La preocupación comenzó a ganar a los operadores turísticos. Particularmente a los de Punta del Este, que temen una baja sustancial de público argentino. De todas formas, si el corte es sólo en Gualeguaychú, podría no incidir demasiado.
Los operadores de Punta del Este mostraron fuertes signos de preocupación por el nuevo bloqueo, ya que esto podría incidir negativamente en muchos turistas argentinos que proyectan viajar al principal balneario uruguayo. De todas formas, creen que la apuesta es convencer al público de la vecina orilla de que Punta del Este sigue siendo el mejor lugar para pasar el verano.
"Los turistas no quieren lío, quieren pasar sus vacaciones tranquilos, no quieren ser insultados por sus compatriotas en el puente, ni que le rompan el auto", dijo a El País Artigas Portela, secretario de la Cámara Inmobiliaria de Maldonado.
"Es una situación muy complicada", agregó, "no sé cuál es la salida de todo este problema, porque si no se atacó a tiempo el año pasado, ahora es muy difícil. Por esta razón no sé qué puede hacer el gobierno".
Las opiniones no son iguales para todos los operadores. Para el titular del Centro de Hoteles de Punta del Este, Héctor Araújo, la situación es compleja, pero cree que muchos turistas optarán por la vía fluvial o aérea para llegar a la península. "El corte en los puentes tendrá una incidencia relativa en el tránsito de turistas argentinos hacia Uruguay", opinó.
De todas formas los casi 120 mil turistas argentinos que dejaron de venir durante la temporada pasada son un trago amargo para los operadores, principalmente para los comerciantes. Estos ahora deben adaptarse a un público de más alto nivel económico, dado que la clase media argentina es la que dejó de venir a causa del bloqueo.
El ex subsecretario de Turismo, Alberto Prandi, señaló ayer a radio El Espectador que el mayor signo de preocupación parte que desde ahora se esté anunciando un corte por tiempo indefinido. Prandi estima que ello terminará por desestimular a muchos que planeaban pasar sus vacaciones en Uruguay.
PERSPECTIVAS. El jefe de control de la Terminal Tres Cruces, Osvaldo Torres, estima que, con los datos existentes hasta ahora, las perspectivas para el verano "son buenas".
De todas formas, advierte que si el corte se extiende a otros puntos, como Paysandú-Colón por ejemplo, los efectos podrían ser muy negativos.
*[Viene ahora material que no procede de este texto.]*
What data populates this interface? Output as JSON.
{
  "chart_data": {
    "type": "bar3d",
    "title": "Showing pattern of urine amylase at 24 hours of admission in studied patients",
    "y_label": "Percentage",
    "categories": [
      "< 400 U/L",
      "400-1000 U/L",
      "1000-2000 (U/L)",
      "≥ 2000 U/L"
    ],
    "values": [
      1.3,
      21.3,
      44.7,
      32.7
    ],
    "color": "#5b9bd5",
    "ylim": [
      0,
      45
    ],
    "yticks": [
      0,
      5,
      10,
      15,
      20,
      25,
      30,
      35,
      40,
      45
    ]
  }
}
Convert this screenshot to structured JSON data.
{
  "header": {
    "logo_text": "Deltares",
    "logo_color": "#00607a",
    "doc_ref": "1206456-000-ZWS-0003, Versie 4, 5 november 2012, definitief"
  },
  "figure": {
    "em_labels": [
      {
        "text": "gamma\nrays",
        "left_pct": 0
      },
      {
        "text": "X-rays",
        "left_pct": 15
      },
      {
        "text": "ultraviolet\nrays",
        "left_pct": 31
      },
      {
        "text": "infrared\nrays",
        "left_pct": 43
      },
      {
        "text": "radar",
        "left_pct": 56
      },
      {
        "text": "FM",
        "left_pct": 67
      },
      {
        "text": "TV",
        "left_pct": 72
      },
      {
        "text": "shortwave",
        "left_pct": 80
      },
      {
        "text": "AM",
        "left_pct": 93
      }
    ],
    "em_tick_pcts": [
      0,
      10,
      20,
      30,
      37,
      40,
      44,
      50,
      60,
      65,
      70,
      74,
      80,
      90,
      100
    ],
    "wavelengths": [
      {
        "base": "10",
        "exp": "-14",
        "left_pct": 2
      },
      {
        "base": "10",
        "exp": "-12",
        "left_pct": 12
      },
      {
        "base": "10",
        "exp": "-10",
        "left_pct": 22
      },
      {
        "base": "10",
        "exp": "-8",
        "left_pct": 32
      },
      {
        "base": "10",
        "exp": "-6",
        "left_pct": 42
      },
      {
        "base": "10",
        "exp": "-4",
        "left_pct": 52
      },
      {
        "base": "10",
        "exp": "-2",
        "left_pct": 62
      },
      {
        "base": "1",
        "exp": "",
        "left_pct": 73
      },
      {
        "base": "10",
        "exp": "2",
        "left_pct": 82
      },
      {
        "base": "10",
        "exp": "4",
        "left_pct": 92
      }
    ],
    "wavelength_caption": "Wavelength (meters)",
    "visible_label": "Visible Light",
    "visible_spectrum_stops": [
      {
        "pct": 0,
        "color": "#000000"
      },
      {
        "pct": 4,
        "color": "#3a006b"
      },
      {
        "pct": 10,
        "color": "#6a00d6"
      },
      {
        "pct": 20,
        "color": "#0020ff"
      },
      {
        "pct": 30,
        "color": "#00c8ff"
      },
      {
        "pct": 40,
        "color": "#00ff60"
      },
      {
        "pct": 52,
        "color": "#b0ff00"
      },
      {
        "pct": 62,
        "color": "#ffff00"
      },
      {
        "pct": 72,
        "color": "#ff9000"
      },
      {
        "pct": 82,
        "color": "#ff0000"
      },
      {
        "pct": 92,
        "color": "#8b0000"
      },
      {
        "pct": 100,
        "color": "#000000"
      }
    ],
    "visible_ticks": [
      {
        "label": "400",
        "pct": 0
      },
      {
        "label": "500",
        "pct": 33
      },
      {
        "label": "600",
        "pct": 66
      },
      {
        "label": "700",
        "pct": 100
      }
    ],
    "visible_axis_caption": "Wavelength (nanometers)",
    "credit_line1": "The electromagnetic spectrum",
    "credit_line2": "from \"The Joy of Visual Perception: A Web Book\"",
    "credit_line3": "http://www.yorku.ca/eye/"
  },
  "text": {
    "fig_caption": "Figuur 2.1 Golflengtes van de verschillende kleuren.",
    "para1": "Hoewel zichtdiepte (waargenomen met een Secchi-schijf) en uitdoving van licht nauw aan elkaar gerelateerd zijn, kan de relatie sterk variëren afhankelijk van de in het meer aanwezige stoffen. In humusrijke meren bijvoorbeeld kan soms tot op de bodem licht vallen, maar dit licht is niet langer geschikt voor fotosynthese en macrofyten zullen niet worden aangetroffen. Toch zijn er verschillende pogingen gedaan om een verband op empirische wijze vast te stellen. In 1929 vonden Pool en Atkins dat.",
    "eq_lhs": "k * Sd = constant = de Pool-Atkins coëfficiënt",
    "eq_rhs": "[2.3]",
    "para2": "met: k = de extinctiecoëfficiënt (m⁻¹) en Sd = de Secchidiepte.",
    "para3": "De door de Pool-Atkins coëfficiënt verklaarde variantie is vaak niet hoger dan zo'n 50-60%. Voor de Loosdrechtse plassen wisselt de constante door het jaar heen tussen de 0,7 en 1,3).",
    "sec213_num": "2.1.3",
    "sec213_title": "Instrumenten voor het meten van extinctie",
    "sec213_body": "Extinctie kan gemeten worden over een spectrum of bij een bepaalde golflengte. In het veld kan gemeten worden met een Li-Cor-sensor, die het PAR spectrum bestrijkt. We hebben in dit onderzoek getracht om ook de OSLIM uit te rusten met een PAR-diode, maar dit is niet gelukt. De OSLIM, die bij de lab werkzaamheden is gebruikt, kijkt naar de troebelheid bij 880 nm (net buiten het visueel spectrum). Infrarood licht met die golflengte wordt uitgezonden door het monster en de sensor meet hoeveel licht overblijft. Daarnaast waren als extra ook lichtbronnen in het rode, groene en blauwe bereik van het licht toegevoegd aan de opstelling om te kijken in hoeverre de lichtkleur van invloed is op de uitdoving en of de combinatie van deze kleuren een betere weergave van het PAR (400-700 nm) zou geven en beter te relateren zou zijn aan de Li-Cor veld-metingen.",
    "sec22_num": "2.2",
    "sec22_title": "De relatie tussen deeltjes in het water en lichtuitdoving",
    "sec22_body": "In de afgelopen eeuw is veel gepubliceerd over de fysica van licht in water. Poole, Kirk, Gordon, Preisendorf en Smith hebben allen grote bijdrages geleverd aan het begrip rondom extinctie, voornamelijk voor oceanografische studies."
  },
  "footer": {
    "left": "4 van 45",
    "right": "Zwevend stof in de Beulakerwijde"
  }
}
Torres recordó que en los momentos de mayor tensión del conflicto en el pasado verano, la actividad de la terminal cayó un 50%. Explicó que las empresas de transporte terrestre de pasajeros son las más afectadas por los cortes. "Si tienen que ir por Paysandú, tienen cuatro horas más de viaje", señaló. Esta preocupación ya existe a nivel oficial, donde se teme que algunas compañías terminen por suspender servicios en esa zona.
Por el contrario, las empresas fluviales se verán beneficiadas por una mayor demanda. En la temporada pasada el transporte carretero de pasajeros perdió 40% del servicio, que lo ganó el sector fluvial.
Por su parte, fuentes de Buquebus informaron a El País que la empresa dispondrá de un nuevo buque para este verano. Ello se debe en vista de la creciente demanda que tuvo durante el año. El servicio comenzará a operar desde diciembre y tendrá capacidad para 500 personas y 100 autos.